Анна Хотовидовна глянула на Прямиславу и подмигнула, словно сказала: дрова, поди, стоят неколоты! Но Прямислава не могла улыбнуться ей в ответ: ее била дрожь, и словно бы сам Бог смотрел с небес прямо в ее душу. В мыслях у нее все мешалось. В монастыре она тоже немало прочитала священных книг, где говорилось как о святости брака, так и о ценности целомудрия, так бесстыдно попираемого князем Юрием. Где правда, она не могла решить. Должны ли они вырвать князя Юрия из своей семьи и своего сердца, как Господь велел вырвать соблазняющий глаз, или, наоборот, принять его, издающего зловоние грехов, и с христианским милосердием стараться помочь ему очиститься? «Черного кобеля не отмоешь добела!» – вспомнилось ей, и она нашла глазами Зорчиху. И это тоже правда, хотя нянька едва ли знает на память больше, чем «Отче наш».
Проводив епископа, князь Вячеслав стал потихоньку ожидать в гости мятежного зятя. Тот, конечно, надеялся с помощью Игнатия вымолить себе прощение, а князь Вячеслав, в свою очередь, не терял надежды, что, когда он пошлет в Киев с просьбой о разводе, епископ Игнатий поддержит его просьбу.
Через три-четыре дня злополучный гость мог уже появиться, и Прямислава ждала его с замирающим сердцем. Она очень смутно представляла мужа, и ближайшие дни должны были не только познакомить их, но и окончательно решить судьбу. Каждый день она в молитвах просила Богородицу наставить ее, указать, какой из двух путей ведет к спасению, но в душе и в мыслях царило смятение. Она хотела, всей душой хотела бы простить мужа и жить с ним по Божьим заповедям, но в то же время знала, что если он не желает исполнять эти заповеди, то жить с ним и мириться с грехом она не станет. Если она теперь вернется к нему, то после у нее будет только один путь к отступлению – в монастырь. А сейчас, если их брак будет расторгнут, у нее останется возможность выйти замуж снова. У нее, но не у князя Юрия, признанного виновным в прелюбодействе. Его судьба была в ее руках, и Прямислава мучилась, боясь не справиться с такой ответственностью за свою и чужую душу.
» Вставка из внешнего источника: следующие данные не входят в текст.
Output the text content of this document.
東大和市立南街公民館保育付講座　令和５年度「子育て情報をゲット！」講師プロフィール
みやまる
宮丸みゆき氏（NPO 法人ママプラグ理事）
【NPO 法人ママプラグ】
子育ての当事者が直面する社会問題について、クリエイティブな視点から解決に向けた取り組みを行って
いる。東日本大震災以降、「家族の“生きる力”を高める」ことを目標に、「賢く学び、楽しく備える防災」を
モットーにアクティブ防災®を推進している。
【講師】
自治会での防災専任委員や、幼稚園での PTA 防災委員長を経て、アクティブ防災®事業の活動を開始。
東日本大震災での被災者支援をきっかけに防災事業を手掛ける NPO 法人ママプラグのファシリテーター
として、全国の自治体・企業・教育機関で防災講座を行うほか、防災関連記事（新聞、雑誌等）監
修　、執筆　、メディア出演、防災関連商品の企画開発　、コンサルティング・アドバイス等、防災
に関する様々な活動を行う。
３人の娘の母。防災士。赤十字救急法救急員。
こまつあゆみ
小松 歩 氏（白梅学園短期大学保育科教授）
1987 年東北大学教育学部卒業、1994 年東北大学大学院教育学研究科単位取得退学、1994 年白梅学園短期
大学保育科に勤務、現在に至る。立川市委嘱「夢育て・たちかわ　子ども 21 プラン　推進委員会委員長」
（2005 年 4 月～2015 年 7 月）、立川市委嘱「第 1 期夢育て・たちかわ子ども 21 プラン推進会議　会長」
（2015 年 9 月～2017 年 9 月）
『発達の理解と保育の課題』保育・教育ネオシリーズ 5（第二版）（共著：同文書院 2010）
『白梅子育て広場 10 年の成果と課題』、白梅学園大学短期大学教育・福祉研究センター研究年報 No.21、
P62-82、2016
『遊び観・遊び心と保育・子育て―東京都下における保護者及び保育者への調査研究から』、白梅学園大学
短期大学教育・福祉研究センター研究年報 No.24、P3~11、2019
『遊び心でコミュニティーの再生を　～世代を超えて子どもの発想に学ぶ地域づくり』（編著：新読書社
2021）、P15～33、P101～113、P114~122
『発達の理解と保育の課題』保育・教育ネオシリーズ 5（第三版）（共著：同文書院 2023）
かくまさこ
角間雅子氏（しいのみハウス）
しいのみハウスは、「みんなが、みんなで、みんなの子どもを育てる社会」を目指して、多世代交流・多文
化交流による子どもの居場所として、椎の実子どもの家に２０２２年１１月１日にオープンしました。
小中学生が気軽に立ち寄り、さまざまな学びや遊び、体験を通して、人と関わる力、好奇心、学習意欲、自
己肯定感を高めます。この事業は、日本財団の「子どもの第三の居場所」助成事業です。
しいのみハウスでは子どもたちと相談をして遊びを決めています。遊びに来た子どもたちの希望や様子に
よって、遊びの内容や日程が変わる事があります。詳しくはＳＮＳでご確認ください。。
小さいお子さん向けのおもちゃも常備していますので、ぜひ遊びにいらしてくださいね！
Ей было бы легче, если бы ее привезли сюда прямо из Апраксина монастыря и по пути ей не встретился бы князь Ростислав Володаревич. Его смуглое лицо с половецкими глазами часто вставало перед ее внутренним взором – как укор и как тайная отрада. Она видела его то улыбающимся – и сердце ее сладко замирало, то хмурым, озабоченным, разгневанным – и тогда душу ее больно щемило воспоминание о том, как нехорошо они расстались. Она была виновата, что слушала его пылкие речи, а он был виноват, что предлагал ей тот же грех, за который теперь осуждают князя Юрия. Даже хуже – тот, в конце концов, блудил с рабынями, но не пытался обольщать послушниц. Так чем же князь Ростислав лучше Юрия Ярославича? Получалось, что ничем, но Прямислава вспоминала его с мучительной тоской и не могла не признаться самой себе, что, если бы Ростислав Володаревич сейчас сватался к ней, она прогнала бы князя Юрия без колебаний и без сожалений! И уж князю Ростиславу, будь он ее мужем, никогда не пришлось бы оглядываться на рабынь!